Home-seekers need govt protection

HARARE - Reports that the City of Mutare is planning to raze down a slum dwelling in Chikanga high density suburb — an issue which Transparency International Zimbabwe has taken to court — follow the demolition of homes on a 70-hectare piece of land owned by Bak Storage along the Harare-Masvingo highway that left 3 000 families homeless last month.

No one has thought about the plight of the families that were left in the open when the owners rolled in excavators, armed with a High Court order, and knocked down the structures along with their contents.

The affected families will be exposed to the vagaries of the weather — known to be very unfriendly during this time of the year when the rains usually come.

While they may be legally right in demolishing the settlements — which they deem illegal — it is important to arrange alternative shelter for the residents, a right enshrined in the Constitution.

In the Mutare case, the city fathers have criticised the Chikanga temporary structures as being unsightly, unhygienic and unregulated.

They argue that they are entitled to raze them because they were built illegally and adequate notice had been given to the owners of the pending demolitions.

The Homeless People’s Federation of Dangamvura allegedly swindled the owners of the Chikanga structures.

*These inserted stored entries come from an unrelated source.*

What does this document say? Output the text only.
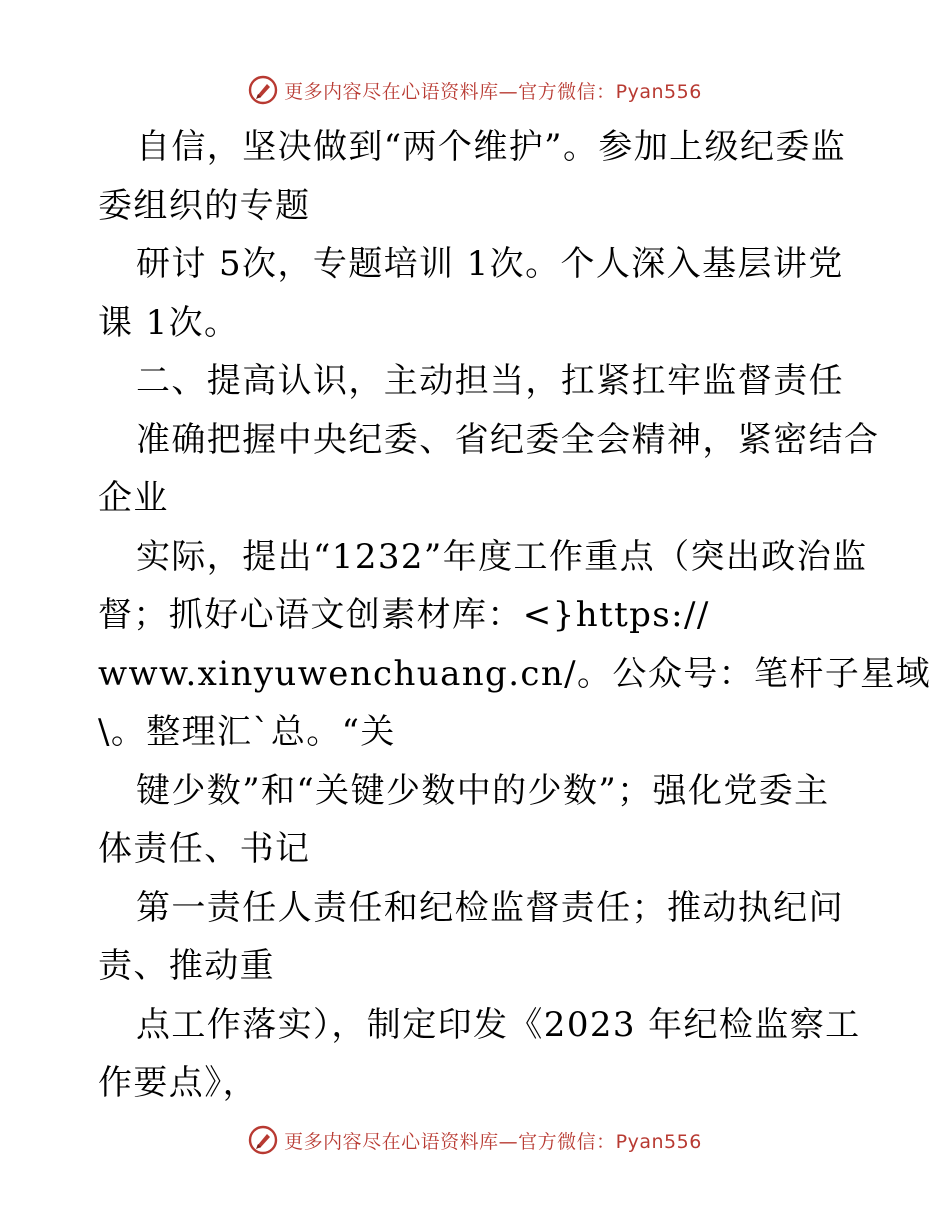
更多内容尽在心语资料库—官方微信：Pyan556
自信，坚决做到“两个维护”。参加上级纪委监
委组织的专题
研讨 5次，专题培训 1次。个人深入基层讲党
课 1次。
二、提高认识，主动担当，扛紧扛牢监督责任
准确把握中央纪委、省纪委全会精神，紧密结合
企业
实际，提出“1232”年度工作重点（突出政治监
督；抓好心语文创素材库：<}https://
www.xinyuwenchuang.cn/。公众号：笔杆子星域
\。整理汇`总。“关
键少数”和“关键少数中的少数”；强化党委主
体责任、书记
第一责任人责任和纪检监督责任；推动执纪问
责、推动重
点工作落实），制定印发《2023 年纪检监察工
作要点》，
更多内容尽在心语资料库—官方微信：Pyan556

Land barons have been on the prowl for too long and they have fleeced thousands of desperate home-seekers of their hard-earned cash who pay in the hope of owning a residential stand of their own.

Government has not gone beyond threatening to arrest land barons, the majority of whom have gone scot-free despite overwhelming evidence against them.

Sterner action is needed in dealing with these fraudsters who prey on people’s desperation.

Home-seekers also need to be circumspect when sourcing residential stands, by consulting the municipal authority of the area in question, whose officers would know whether the land is private property or is earmarked for housing development.

Owning a residential stand for the poor, especially in urban areas is cumbersome, with home-seekers turning to easy shortcuts that expose them to marauding fraudsters.

Meanwhile, housing waiting lists, including those for growth points, keep swelling while no one gets allocated a residential stand.

The few that get first priority either are cash-rich and pay their way through or are well-connected.

Something has to be done, and urgently too, to ensure that owning a residential property anywhere in the country is made easy.

This will not leave room for the ever-scheming land barons and politicians who take advantage of people’s desperation.

There is need, therefore, for government to take the issue seriously and protect home-seekers.